1 x 3-hour workshop weekly
1 of BUSN1014, BUSN2008
Course context
Bachelor of Commerce
Topic description
The focus of this topic is to examine risks involved whenever a position is taken in real or financial assets. Risk management involves searching suitable strategies and taking actions that mitigate risk. Many ordinary risk management measures such as insurance contracts (general, health and life) are simple and provide basic knowledge of risk management. Therefore insurance as a measure of risk management is explored. Businesses that are operating in domestic and global markets also face additional risk when they attempt to take economic advantages and opportunities and improve their operational efficiency through activities such as outsourcing of major business processes. Therefore techniques available to control financial and operational risk are examined. Various forms of derivatives such as forwards, futures, options and swaps (interest rate and currency) are examined as tools of financial risk management. The importance of option pricing, Greek Letters and Value-at-Risk (VaR) are then considered.
Educational aims
The aim of this topic is to provide students with the ability to:
  1. Identify and analyse the distinctive features of derivative instruments that can be used to manage risk
  2. Examine the internal and external risks on management of investment portfolios and financial operations
  3. Understand the concepts and tools used measuring various types of risks
  4. Apply risk management practices using real world cases.

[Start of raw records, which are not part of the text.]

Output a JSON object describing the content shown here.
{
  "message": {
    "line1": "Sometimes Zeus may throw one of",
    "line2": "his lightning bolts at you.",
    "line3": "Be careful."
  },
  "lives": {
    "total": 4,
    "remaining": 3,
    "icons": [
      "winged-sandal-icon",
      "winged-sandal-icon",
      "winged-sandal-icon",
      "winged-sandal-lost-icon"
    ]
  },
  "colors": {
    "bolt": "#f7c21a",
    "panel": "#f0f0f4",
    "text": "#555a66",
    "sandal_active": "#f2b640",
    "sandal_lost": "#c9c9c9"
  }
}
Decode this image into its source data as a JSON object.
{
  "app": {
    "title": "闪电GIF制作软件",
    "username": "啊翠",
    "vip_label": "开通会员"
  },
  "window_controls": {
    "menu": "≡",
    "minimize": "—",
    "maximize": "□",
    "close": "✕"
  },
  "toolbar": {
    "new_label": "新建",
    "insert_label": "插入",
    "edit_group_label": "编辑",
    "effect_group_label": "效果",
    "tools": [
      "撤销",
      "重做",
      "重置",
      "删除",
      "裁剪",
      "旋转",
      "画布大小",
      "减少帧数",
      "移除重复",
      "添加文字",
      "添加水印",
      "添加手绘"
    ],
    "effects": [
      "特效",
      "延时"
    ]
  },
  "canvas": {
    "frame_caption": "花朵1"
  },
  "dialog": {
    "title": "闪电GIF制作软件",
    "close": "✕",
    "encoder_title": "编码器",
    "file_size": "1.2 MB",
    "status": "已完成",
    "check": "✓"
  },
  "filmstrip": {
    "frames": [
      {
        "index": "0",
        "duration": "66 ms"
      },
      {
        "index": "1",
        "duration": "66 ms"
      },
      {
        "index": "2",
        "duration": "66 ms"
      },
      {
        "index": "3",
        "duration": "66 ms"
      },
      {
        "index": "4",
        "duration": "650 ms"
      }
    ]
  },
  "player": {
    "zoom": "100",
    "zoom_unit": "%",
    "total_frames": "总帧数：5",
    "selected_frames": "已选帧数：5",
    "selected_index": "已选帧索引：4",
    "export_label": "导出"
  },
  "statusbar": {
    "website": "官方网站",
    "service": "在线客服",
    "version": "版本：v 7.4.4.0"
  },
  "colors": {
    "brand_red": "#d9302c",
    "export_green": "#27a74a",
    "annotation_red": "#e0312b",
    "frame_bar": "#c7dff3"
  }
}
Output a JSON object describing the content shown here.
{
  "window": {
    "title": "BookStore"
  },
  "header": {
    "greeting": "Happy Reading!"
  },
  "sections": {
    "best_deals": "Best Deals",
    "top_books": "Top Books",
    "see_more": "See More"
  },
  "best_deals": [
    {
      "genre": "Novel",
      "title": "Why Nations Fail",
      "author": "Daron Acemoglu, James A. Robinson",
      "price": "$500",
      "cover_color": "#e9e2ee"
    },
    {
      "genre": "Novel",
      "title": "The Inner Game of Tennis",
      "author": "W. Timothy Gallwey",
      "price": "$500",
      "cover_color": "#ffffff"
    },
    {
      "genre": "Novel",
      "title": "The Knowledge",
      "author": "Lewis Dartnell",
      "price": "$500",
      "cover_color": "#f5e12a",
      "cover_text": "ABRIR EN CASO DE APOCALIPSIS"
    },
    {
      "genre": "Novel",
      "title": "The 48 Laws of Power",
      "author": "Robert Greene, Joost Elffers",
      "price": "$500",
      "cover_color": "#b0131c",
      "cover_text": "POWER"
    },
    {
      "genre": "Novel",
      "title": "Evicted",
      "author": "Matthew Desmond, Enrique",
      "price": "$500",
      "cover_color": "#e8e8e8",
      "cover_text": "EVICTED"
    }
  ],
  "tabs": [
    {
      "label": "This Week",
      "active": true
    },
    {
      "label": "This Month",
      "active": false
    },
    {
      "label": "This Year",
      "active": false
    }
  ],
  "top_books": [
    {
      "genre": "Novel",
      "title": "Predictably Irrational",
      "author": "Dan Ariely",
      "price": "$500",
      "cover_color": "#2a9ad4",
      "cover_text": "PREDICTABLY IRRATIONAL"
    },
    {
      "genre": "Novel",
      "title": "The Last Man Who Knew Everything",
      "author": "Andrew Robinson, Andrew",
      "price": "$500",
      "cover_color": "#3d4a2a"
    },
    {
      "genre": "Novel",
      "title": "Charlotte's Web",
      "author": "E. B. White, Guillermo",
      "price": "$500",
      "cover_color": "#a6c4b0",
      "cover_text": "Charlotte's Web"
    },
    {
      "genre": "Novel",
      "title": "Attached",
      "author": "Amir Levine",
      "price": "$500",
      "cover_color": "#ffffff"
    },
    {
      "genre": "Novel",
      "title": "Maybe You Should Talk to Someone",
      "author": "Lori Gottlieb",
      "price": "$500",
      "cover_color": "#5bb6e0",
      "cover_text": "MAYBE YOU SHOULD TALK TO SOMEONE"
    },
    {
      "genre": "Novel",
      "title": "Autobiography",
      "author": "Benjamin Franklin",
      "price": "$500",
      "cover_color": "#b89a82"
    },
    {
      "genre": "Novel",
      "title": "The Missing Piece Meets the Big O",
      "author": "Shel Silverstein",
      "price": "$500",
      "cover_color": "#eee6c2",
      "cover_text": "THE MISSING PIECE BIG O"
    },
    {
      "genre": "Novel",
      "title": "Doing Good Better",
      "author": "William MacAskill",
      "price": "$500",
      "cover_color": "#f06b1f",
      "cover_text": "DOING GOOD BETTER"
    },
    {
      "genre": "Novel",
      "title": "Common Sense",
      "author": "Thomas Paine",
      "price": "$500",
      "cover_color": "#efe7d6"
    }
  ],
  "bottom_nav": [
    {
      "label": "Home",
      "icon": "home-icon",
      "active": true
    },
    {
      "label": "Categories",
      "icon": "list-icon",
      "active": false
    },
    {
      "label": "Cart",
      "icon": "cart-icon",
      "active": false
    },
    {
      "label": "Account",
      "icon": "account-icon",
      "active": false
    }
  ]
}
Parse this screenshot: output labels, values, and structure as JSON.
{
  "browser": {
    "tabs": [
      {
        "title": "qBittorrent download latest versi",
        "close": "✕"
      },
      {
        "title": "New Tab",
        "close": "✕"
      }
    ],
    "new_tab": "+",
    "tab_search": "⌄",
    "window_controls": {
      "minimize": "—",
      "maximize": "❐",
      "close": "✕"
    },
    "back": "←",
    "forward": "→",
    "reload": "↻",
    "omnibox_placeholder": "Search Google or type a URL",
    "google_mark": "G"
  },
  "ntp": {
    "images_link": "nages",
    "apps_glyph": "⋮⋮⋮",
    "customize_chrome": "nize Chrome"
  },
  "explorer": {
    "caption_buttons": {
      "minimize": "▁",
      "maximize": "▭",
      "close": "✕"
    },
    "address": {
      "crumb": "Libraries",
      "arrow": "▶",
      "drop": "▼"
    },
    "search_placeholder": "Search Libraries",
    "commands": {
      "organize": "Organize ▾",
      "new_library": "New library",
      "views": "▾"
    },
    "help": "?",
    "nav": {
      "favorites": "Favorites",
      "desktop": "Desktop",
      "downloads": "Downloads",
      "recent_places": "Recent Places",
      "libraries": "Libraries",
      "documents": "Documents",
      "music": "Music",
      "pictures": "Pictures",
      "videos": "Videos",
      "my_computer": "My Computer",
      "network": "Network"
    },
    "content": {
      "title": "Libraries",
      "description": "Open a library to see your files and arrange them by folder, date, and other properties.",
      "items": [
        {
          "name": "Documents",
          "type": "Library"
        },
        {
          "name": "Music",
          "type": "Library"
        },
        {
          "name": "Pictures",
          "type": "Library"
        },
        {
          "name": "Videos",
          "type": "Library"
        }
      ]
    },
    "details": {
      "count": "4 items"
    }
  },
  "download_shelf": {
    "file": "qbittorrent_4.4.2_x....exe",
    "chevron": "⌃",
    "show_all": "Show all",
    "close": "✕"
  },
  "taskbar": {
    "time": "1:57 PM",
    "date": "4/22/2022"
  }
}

Expected learning outcomes
Upon successful completion of this topic students will be able to:
  1. Explain the various exposures to risk and suggest appropriate practices for the quantification and measures of management of different types of risks
  2. Identify how insurance is used to manage different types of risk and examine the functions of and role of the relevant regulators
  3. Describe the operation of the forward and futures markets and demonstrate how products are priced to manage risk
  4. Explain the mechanics of interest rate and currency swaps and their comparative advantage to users
  5. Describe the operation of the options market and compute option prices using both binomial and Black-Scholes methodology
  6. Exploit arbitrage opportunities using forwards and options
  7. Explore risk management strategies, in particular for interest rate, exchange rate, commodity prices and equity prices
  8. Apply the 'Value-at-Risk' (VaR) techniques and 'Greek Letters' to measure risk exposure and the sensitivity of the value of a portfolio
  9. Describe and measure credit risk and ass the value of collaterised debt obligations and credit default swaps.